Making headphone measureing atainable!

Ive been looking into the necesities of home making a headphone measurement rig. Its a bit complicated once your talking ear size, shape, clamp, materials and so on.

It occurs to me that headphones.com stands as the leading educator on this topic, and is even actively adjusting the typical orientation or view of how we read these graphs. I feel like headphones.com should grassroots a measurement kit on their site, and offer compensations for the big boy rigs they use. Would just be nice to be able to do this from home, and if a proper compensation scheme could be worked up to match the other stuff, suddenly we can all make and coorborate measurements. Im sure it will start a bit messy, but the more people who measure and share, the more likely standardized fitment and measurement practices can be addressed. Just a thought as i feel this would be HUGE to the community. Measurementa are useful, but only to a point without being able to reference ones own gear.

2 Likes

One thing I haven’t seen anyone in the audiophile community attempt is making silicone molds of their own ears and then using them on rigs

That would be very cool, but a lot of work since every headphone would need its own compensation. Still, Resolve is already measuring headphones on multiple rigs. What’s one more?

Unfortunately the challenge is just that measurement rigs are expensive.
There are some clone options available of things like GRAS rigs, but given the fact that the IP infringement is a factor it’s not something that we would be able to actively recommend and certainly not something we could sell.

Additionally it’s worth noting that many of the clone options do not exactly match the real rigs so that’s another issue even if you do get one.

It would be awesome if measurement rigs were much more affordable, and part of me hopes that with the potential demand amongst the audio community there may be an opportunity for B&K or GRAS to release something at a much more attainable price. But until then we are a little stuck with how things are.
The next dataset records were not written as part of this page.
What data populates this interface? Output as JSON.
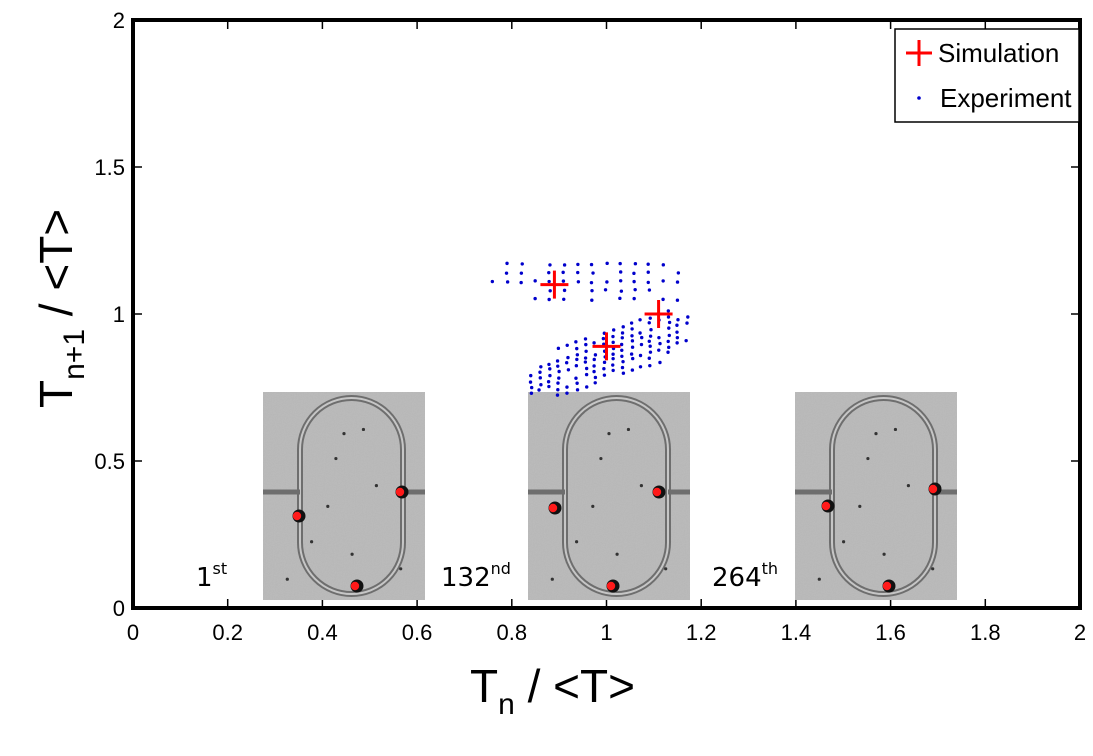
{
  "chart_data": {
    "type": "scatter",
    "xlabel": {
      "main": "T",
      "sub": "n",
      "rest": " / <T>"
    },
    "ylabel": {
      "main": "T",
      "sub": "n+1",
      "rest": " / <T>"
    },
    "xlim": [
      0,
      2
    ],
    "ylim": [
      0,
      2
    ],
    "x_ticks": [
      "0",
      "0.2",
      "0.4",
      "0.6",
      "0.8",
      "1",
      "1.2",
      "1.4",
      "1.6",
      "1.8",
      "2"
    ],
    "y_ticks": [
      "0",
      "0.5",
      "1",
      "1.5",
      "2"
    ],
    "grid": false,
    "legend_position": "top-right",
    "series": [
      {
        "name": "Simulation",
        "marker": "plus",
        "color": "#ff0000",
        "points": [
          {
            "x": 0.89,
            "y": 1.1
          },
          {
            "x": 1.0,
            "y": 0.89
          },
          {
            "x": 1.11,
            "y": 1.0
          }
        ]
      },
      {
        "name": "Experiment",
        "marker": "dot",
        "color": "#0000cc",
        "clusters": [
          {
            "x_range": [
              0.76,
              1.15
            ],
            "y_range": [
              1.05,
              1.17
            ],
            "diagonal": false
          },
          {
            "x_range": [
              0.84,
              1.17
            ],
            "y_range": [
              0.77,
              1.07
            ],
            "diagonal": true
          }
        ]
      }
    ],
    "insets": [
      {
        "number": "1",
        "suffix": "st",
        "color_gray": "#b9b9b9"
      },
      {
        "number": "132",
        "suffix": "nd",
        "color_gray": "#b9b9b9"
      },
      {
        "number": "264",
        "suffix": "th",
        "color_gray": "#b9b9b9"
      }
    ]
  }
}
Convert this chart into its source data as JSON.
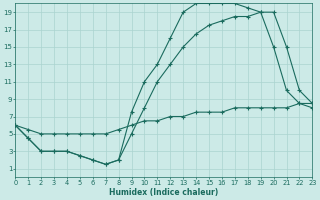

(One of the main reasons they’re so expensive is because there’s a lot of money that goes into developing them, but then not a huge customer base. So whilst the cost to build a 5128 etc isn’t all that much, they have to amortize very high development costs over a small number of sales. If they were to sell them cheaper there is now a market of audio enthusiasts for these products that didn’t exist even a few years ago, but it’d be a huge risk for either company to take.)